Kommentar zu Backup und Recovery virtueller Maschinen

Moderne Budget-Märchen: Alle Daten lassen sich retten

| Redakteur: Rainer Graefen

Rainer Graefen, Chefredakteur Storage-Insider.de
Rainer Graefen, Chefredakteur Storage-Insider.de

Zwei Kennwerte bestimmen heute das Leben der Datensicherer. Nein, nicht Datentransferrate und preiswerte Massenspeichermedien. Die Backup-Welt dreht sich um RPO und RTO – auch wenn bei diesen Buchstabenfolgen fast jeder jedes Mal ein Glossar befragen muss.

Wer über RPO/RTO nachdenkt, der ist auf dem Wege der Besserung. Er versucht sich Rechenschaft darüber abzulegen, ob der potenzielle Datenverlust die Kosten für die Datenrettungstechnik rechtfertigt.

Virtuelle Maschinen machen die aufwändige Ermittlung von Datenverlust und Ausfallzeit zwar nicht leichter, aber nachher weiß man auf jeden Fall mehr über die Abhängigkeiten zwischen den VMs auf einem Rechner und den Abhängigkeiten von VMs auf anderen Rechnern.

Das Spiel mit dem Risiko

Eigentlich lassen sich RPO und RTO auf die Frage nach dem Risiko reduzieren: Wie schlimm ist es, wenn ich eine Sekunde lang Daten verliere? Und wie schlimm ist es, wenn in meinem Unternehmen für eine Sekunde nicht gearbeitet werden kann.

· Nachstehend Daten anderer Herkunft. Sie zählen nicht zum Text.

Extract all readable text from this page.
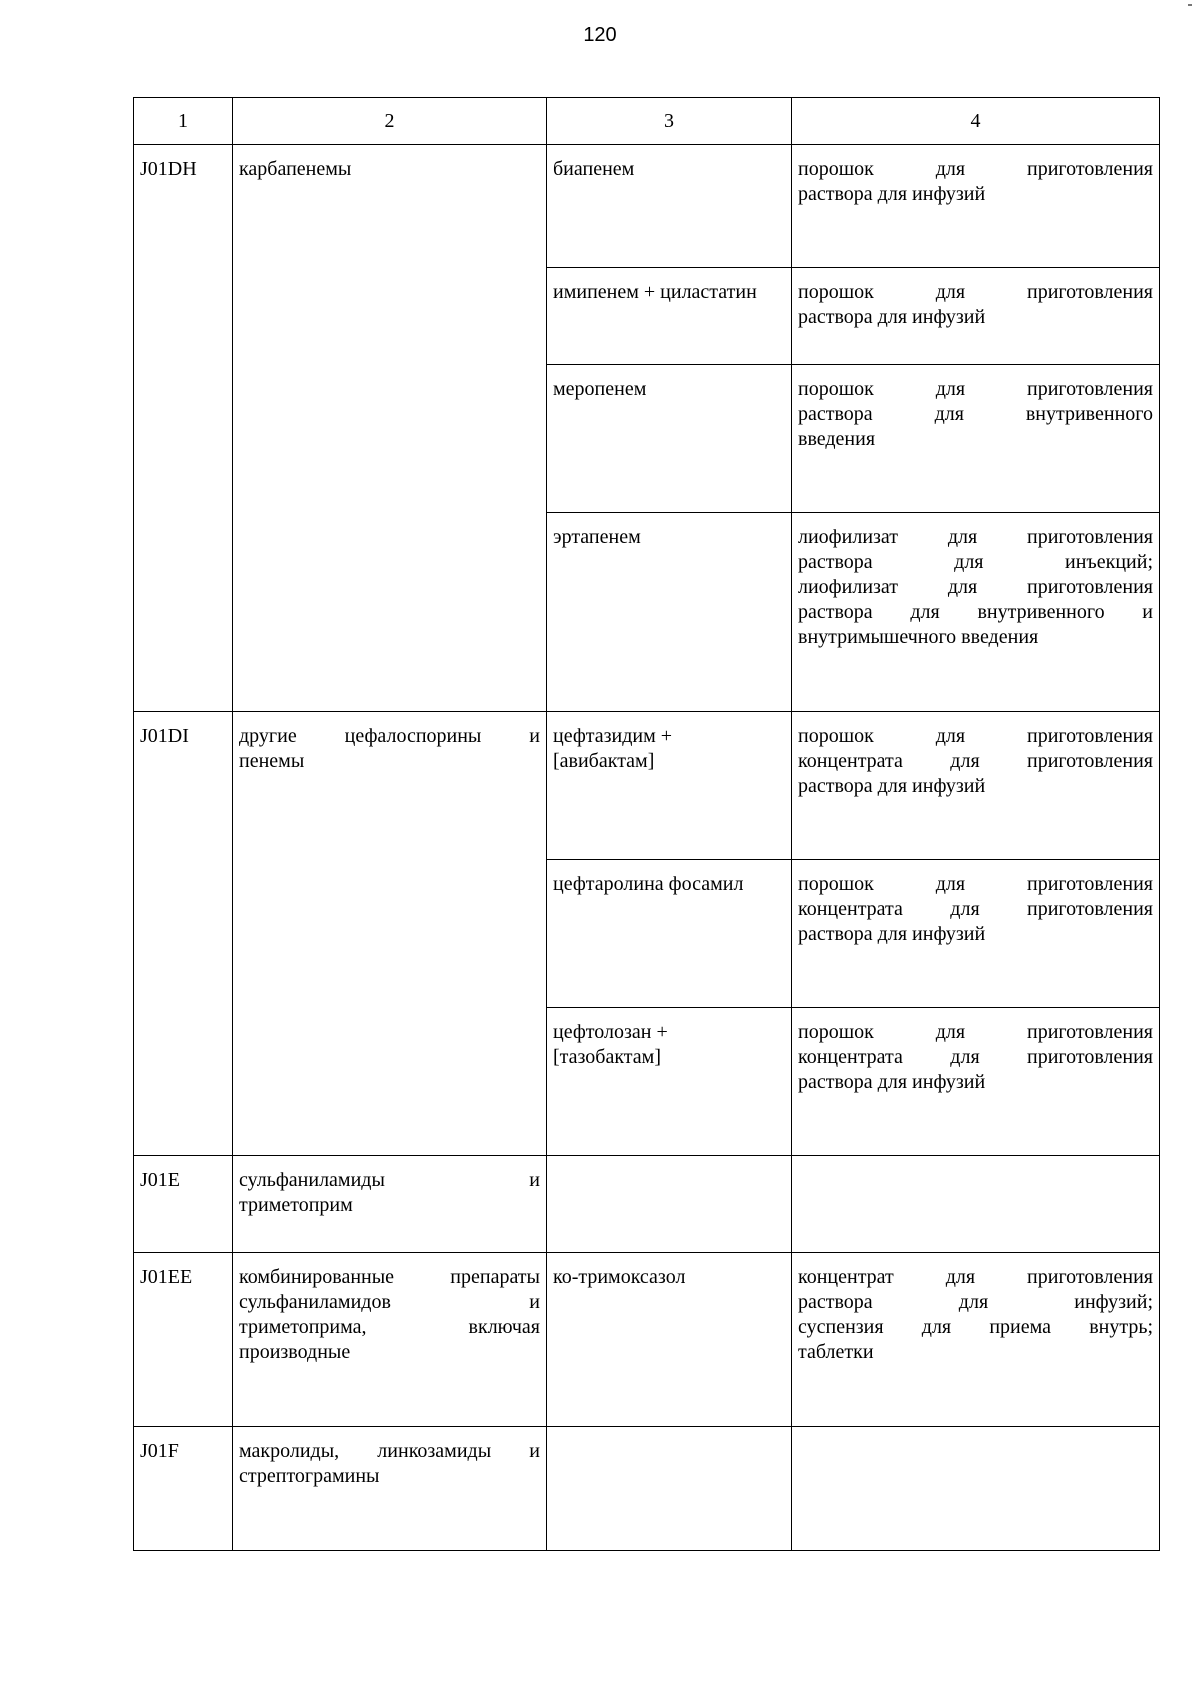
120
1	2	3	4
J01DH	карбапенемы	биапенем	порошок для приготовления
раствора для инфузий

		имипенем + циластатин	порошок для приготовления
раствора для инфузий

		меропенем	порошок для приготовления
раствора для внутривенного
введения

		эртапенем	лиофилизат для приготовления
раствора для инъекций;
лиофилизат для приготовления
раствора для внутривенного и
внутримышечного введения

J01DI	другие цефалоспорины и
пенемы	цефтазидим +
[авибактам]	порошок для приготовления
концентрата для приготовления
раствора для инфузий

		цефтаролина фосамил	порошок для приготовления
концентрата для приготовления
раствора для инфузий

		цефтолозан +
[тазобактам]	порошок для приготовления
концентрата для приготовления
раствора для инфузий

J01E	сульфаниламиды и
триметоприм		

J01EE	комбинированные препараты
сульфаниламидов и
триметоприма, включая
производные	ко-тримоксазол	концентрат для приготовления
раствора для инфузий;
суспензия для приема внутрь;
таблетки

J01F	макролиды, линкозамиды и
стрептограмины		
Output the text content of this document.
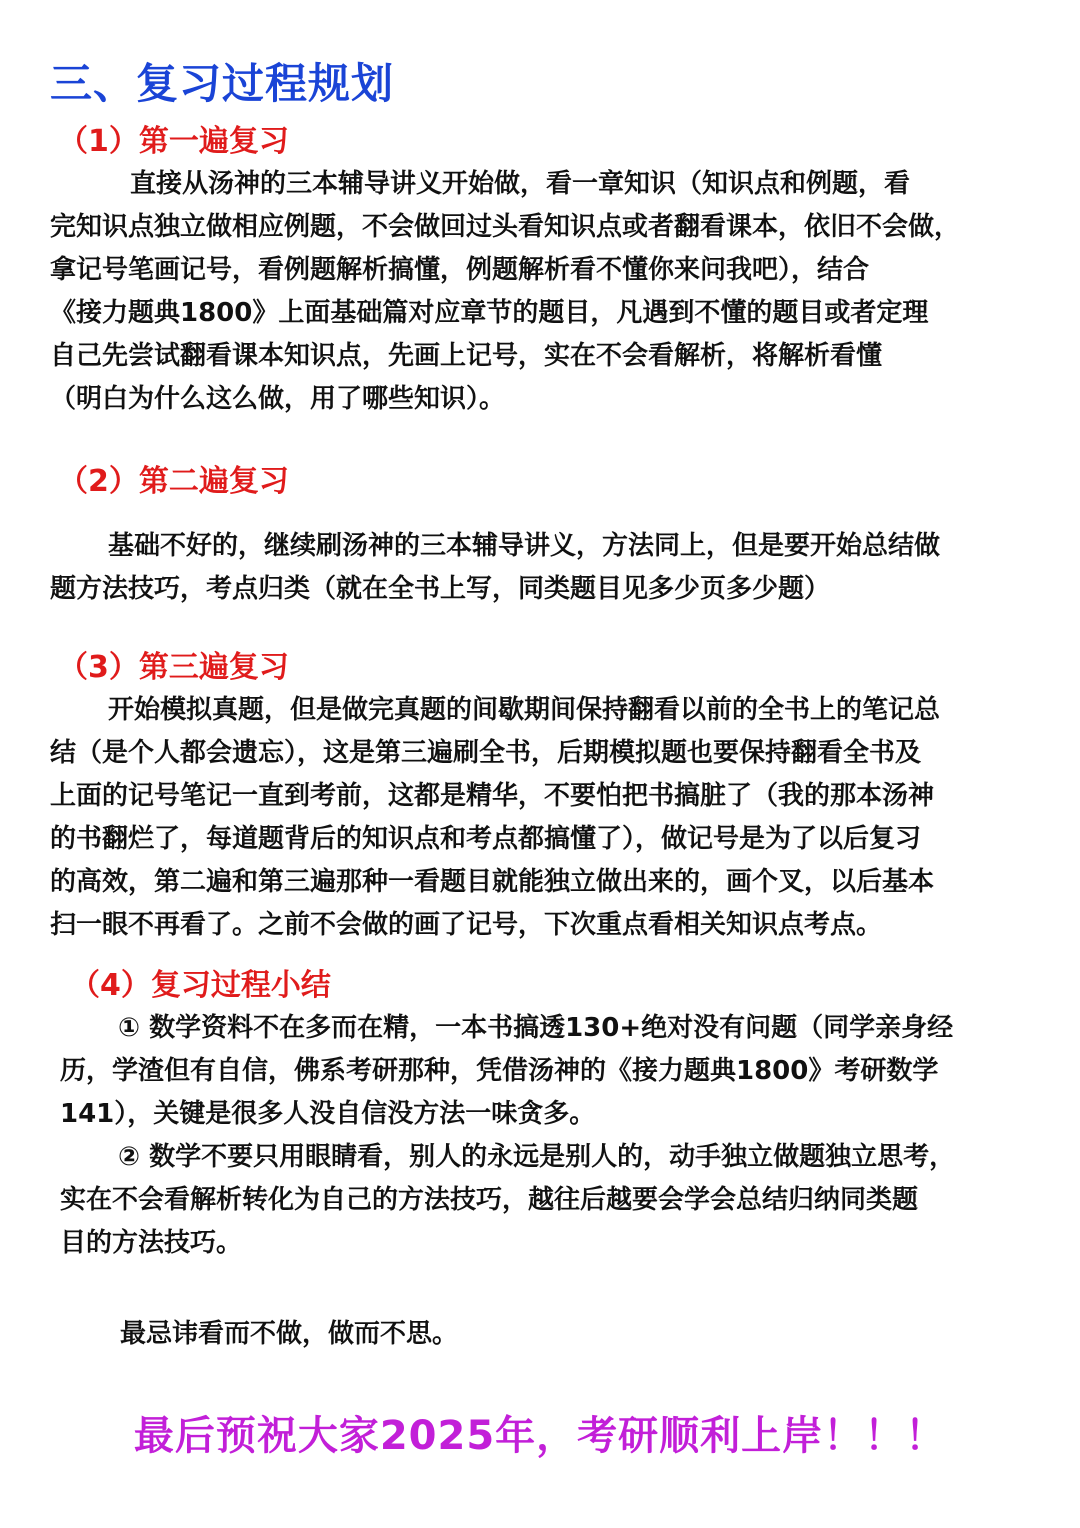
三、复习过程规划
（1）第一遍复习
直接从汤神的三本辅导讲义开始做，看一章知识（知识点和例题，看
完知识点独立做相应例题，不会做回过头看知识点或者翻看课本，依旧不会做，
拿记号笔画记号，看例题解析搞懂，例题解析看不懂你来问我吧），结合
《接力题典1800》上面基础篇对应章节的题目，凡遇到不懂的题目或者定理
自己先尝试翻看课本知识点，先画上记号，实在不会看解析，将解析看懂
（明白为什么这么做，用了哪些知识）。
（2）第二遍复习
基础不好的，继续刷汤神的三本辅导讲义，方法同上，但是要开始总结做
题方法技巧，考点归类（就在全书上写，同类题目见多少页多少题）
（3）第三遍复习
开始模拟真题，但是做完真题的间歇期间保持翻看以前的全书上的笔记总
结（是个人都会遗忘），这是第三遍刷全书，后期模拟题也要保持翻看全书及
上面的记号笔记一直到考前，这都是精华，不要怕把书搞脏了（我的那本汤神
的书翻烂了，每道题背后的知识点和考点都搞懂了），做记号是为了以后复习
的高效，第二遍和第三遍那种一看题目就能独立做出来的，画个叉，以后基本
扫一眼不再看了。之前不会做的画了记号，下次重点看相关知识点考点。
（4）复习过程小结
① 数学资料不在多而在精，一本书搞透130+绝对没有问题（同学亲身经
历，学渣但有自信，佛系考研那种，凭借汤神的《接力题典1800》考研数学
141），关键是很多人没自信没方法一味贪多。
② 数学不要只用眼睛看，别人的永远是别人的，动手独立做题独立思考，
实在不会看解析转化为自己的方法技巧，越往后越要会学会总结归纳同类题
目的方法技巧。

最忌讳看而不做，做而不思。

最后预祝大家2025年，考研顺利上岸！！！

Wer diese beiden Fragen mit „sehr schlimm“ beantwortet, der ist bereit sehr viel Geld in die jederzeitige Verfügbarkeit seiner Daten zu stecken. Derjenige, der dezidiert die Verfügbarkeit jedes einzelnen Services begutachtet und versteht aus den Sekunden Stunden zu machen, der wird mit einem Backup&Restore-Konzept sehr viel Geld sparen können.

Der „Change“ ist der Datenverlust

Während ich im Backup-Kompendium 2010 noch darüber sinnierte, ob Snapshot, Image, virtuelles Tape, Replikation und Deduplizierung überleben werden, kann man heute sehen, dass alle diese Techniken den Datenverlust zu reduzieren, zu voller Blüte gelangen.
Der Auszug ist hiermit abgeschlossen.